For a clinical translation, animal models are required. Critical investigations regarding the mechanical long-term stability and safety of the carbon nano fibers are essential. Regarding macrophages, a reduced reaction was detected when comparing 2D and 3D electrodes. However, the foreign body response in vivo is still a required criterion. Therefore, a suitable animal model is essential as well as respective cell lines like a porcine induced pluripotent stem cell line and methods for cardiac differentiation. Alternatively, future developments of cardiac hybrid electrodes should also consider whether hdF or hMSC are sufficient to minimize the foreign body response and fibrosis and to foster tissue ingrowth.

Conclusions

In general, advantages of a 3D carbon nano fiber electrode compared to a 2D TiN electrode were presented. Beside the improved electrical properties, the 3D electrode allowed cell migration into the scaffold.

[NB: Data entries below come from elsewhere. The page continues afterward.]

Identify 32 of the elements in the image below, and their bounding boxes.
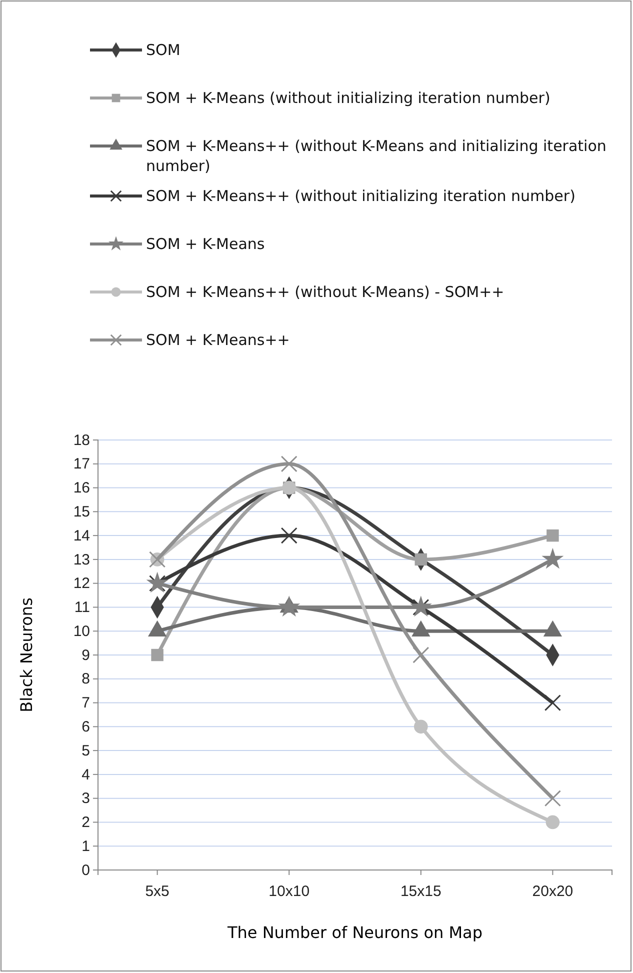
legend-label: SOM + K-Means xyxy=(146,235,265,253)
x-tick-label: 10x10 xyxy=(268,883,310,900)
y-tick-label: 11 xyxy=(74,599,90,616)
y-tick-label: 5 xyxy=(82,742,90,760)
y-tick-label: 3 xyxy=(82,790,90,808)
y-tick-label: 15 xyxy=(73,503,90,520)
y-tick-label: 4 xyxy=(82,766,90,784)
y-tick-label: 2 xyxy=(82,814,90,832)
y-tick-label: 12 xyxy=(73,575,90,592)
x-tick-label: 15x15 xyxy=(400,883,442,900)
legend-label: SOM + K-Means++ xyxy=(146,331,290,349)
legend-label: SOM + K-Means (without initializing iteration number) xyxy=(146,89,550,107)
y-tick-label: 16 xyxy=(73,480,90,497)
y-tick-label: 8 xyxy=(82,670,90,688)
y-tick-label: 0 xyxy=(82,862,90,879)
legend-label: SOM + K-Means++ (without K-Means) - SOM++ xyxy=(146,283,504,301)
y-axis-title: Black Neurons xyxy=(17,598,36,712)
y-tick-label: 10 xyxy=(73,622,90,640)
y-tick-label: 14 xyxy=(73,527,90,544)
x-tick-label: 5x5 xyxy=(145,883,170,900)
y-tick-label: 18 xyxy=(73,432,90,449)
x-tick-label: 20x20 xyxy=(532,883,574,900)
y-tick-label: 1 xyxy=(82,838,90,855)
y-tick-label: 6 xyxy=(82,718,90,736)
x-axis-title: The Number of Neurons on Map xyxy=(226,923,483,942)
y-tick-label: 13 xyxy=(73,551,90,568)
y-tick-label: 9 xyxy=(82,646,90,664)
legend-label: SOM xyxy=(146,41,180,59)
legend-label: SOM + K-Means++ (without K-Means and initializing iteration number) xyxy=(146,137,606,175)
legend-label: SOM + K-Means++ (without initializing iteration number) xyxy=(146,187,576,205)
y-tick-label: 17 xyxy=(73,456,90,473)
y-tick-label: 7 xyxy=(82,694,90,712)
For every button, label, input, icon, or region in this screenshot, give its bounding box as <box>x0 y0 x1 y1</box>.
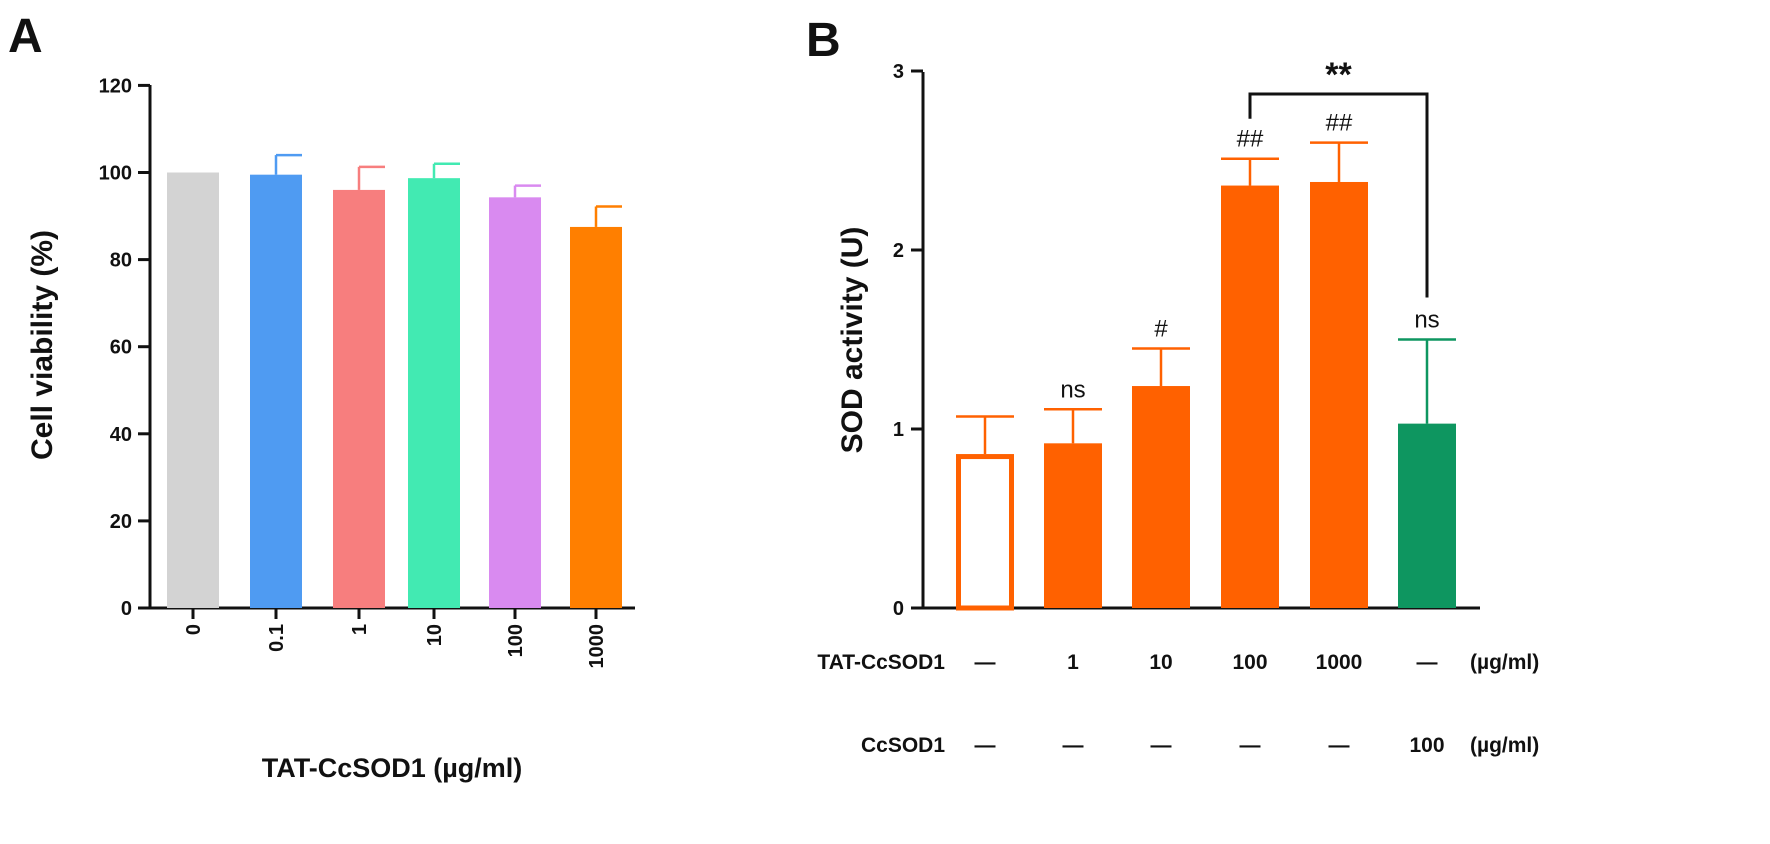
panel-a-y-tick-label: 40 <box>110 424 132 446</box>
panel-b-significance-label: ns <box>1414 307 1439 334</box>
panel-a-axes <box>148 85 635 610</box>
panel-b-row_ccsod-value: — <box>1063 734 1084 757</box>
panel-b-bar <box>1221 185 1279 608</box>
panel-a-x-tick-label: 0.1 <box>266 624 288 652</box>
panel-a-bar <box>167 172 219 608</box>
panel-a-x-axis-label: TAT-CcSOD1 (µg/ml) <box>262 753 523 783</box>
panel-a-x-tick-label: 1000 <box>586 624 608 669</box>
panel-a-bar <box>333 189 385 609</box>
panel-a-label: A <box>8 10 43 63</box>
panel-b-row_tat-value: 100 <box>1232 651 1267 674</box>
panel-b-bar <box>1398 423 1456 608</box>
panel-a-y-tick-label: 80 <box>110 250 132 272</box>
panel-b-y-tick-label: 1 <box>893 419 904 441</box>
panel-b-row_tat-value: 1 <box>1067 651 1079 674</box>
panel-b-row_ccsod-value: — <box>1329 734 1350 757</box>
panel-a-y-tick-label: 100 <box>99 163 132 185</box>
panel-b-row_ccsod-label: CcSOD1 <box>861 734 945 757</box>
panel-a-y-axis-label: Cell viability (%) <box>26 230 59 460</box>
panel-b-bar <box>956 454 1014 611</box>
panel-a-marks: 0 20 40 60 80 100 120 0 0.1 1 10 100 1000 <box>99 75 622 669</box>
panel-b-bar <box>1310 181 1368 609</box>
panel-b-row_ccsod-value: — <box>1151 734 1172 757</box>
panel-b-bracket-label: ** <box>1325 56 1352 94</box>
panel-b-row_ccsod-value: — <box>975 734 996 757</box>
panel-a-y-tick-label: 0 <box>121 598 132 620</box>
panel-b-significance-label: ## <box>1237 126 1264 153</box>
panel-a-x-tick-label: 100 <box>505 624 527 657</box>
panel-a-bar <box>489 197 541 609</box>
panel-b-row_tat-value: — <box>975 651 996 674</box>
panel-a-x-tick-label: 0 <box>183 624 205 635</box>
panel-b-row_ccsod-unit: (µg/ml) <box>1470 734 1539 757</box>
panel-b-significance-label: ## <box>1326 110 1353 137</box>
panel-a-x-tick-label: 1 <box>349 624 371 635</box>
panel-b-y-axis-label: SOD activity (U) <box>836 227 869 454</box>
panel-b-y-tick-label: 2 <box>893 240 904 262</box>
panel-b-bar <box>1132 386 1190 608</box>
panel-a-bar <box>408 178 460 608</box>
panel-b-row_tat-value: 1000 <box>1316 651 1363 674</box>
panel-b-row_tat-value: 10 <box>1149 651 1172 674</box>
panel-b-significance-bracket <box>1248 92 1429 298</box>
panel-b-row_ccsod-value: — <box>1240 734 1261 757</box>
panel-b-axes <box>921 72 1480 610</box>
panel-a-bar <box>570 226 622 608</box>
panel-a-y-tick-label: 60 <box>110 337 132 359</box>
panel-b-row_tat-label: TAT-CcSOD1 <box>817 651 945 674</box>
panel-b-row_tat-unit: (µg/ml) <box>1470 651 1539 674</box>
panel-a-y-tick-label: 20 <box>110 511 132 533</box>
panel-b-significance-label: ns <box>1060 376 1085 403</box>
panel-a-x-tick-label: 10 <box>424 624 446 646</box>
panel-b-significance-label: # <box>1154 315 1168 342</box>
panel-b-y-tick-label: 0 <box>893 598 904 620</box>
panel-b-row_ccsod-value: 100 <box>1409 734 1444 757</box>
panel-a-bar <box>250 174 302 609</box>
panel-b-row_tat-value: — <box>1417 651 1438 674</box>
panel-a-y-tick-label: 120 <box>99 75 132 97</box>
panel-b-y-tick-label: 3 <box>893 61 904 83</box>
panel-b-label: B <box>806 14 841 67</box>
panel-b-bar <box>1044 443 1102 608</box>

Porosity and cell migration are important criteria for all future implants to support long term compatibility7. Additionally, cell migration led to the formation of a hybrid electrode composed of cardiac tissue embedded carbon nano fibers. The fusion of a cardiac tissue model with the hybrid electrode proved the feasibility of a 3D scaffold as cardiac pacemaker electrode that seamlessly integrates into the host’s tissue. Nevertheless, suitable animal models are essential for future integration tests and functional characterizations of a hybrid electrode.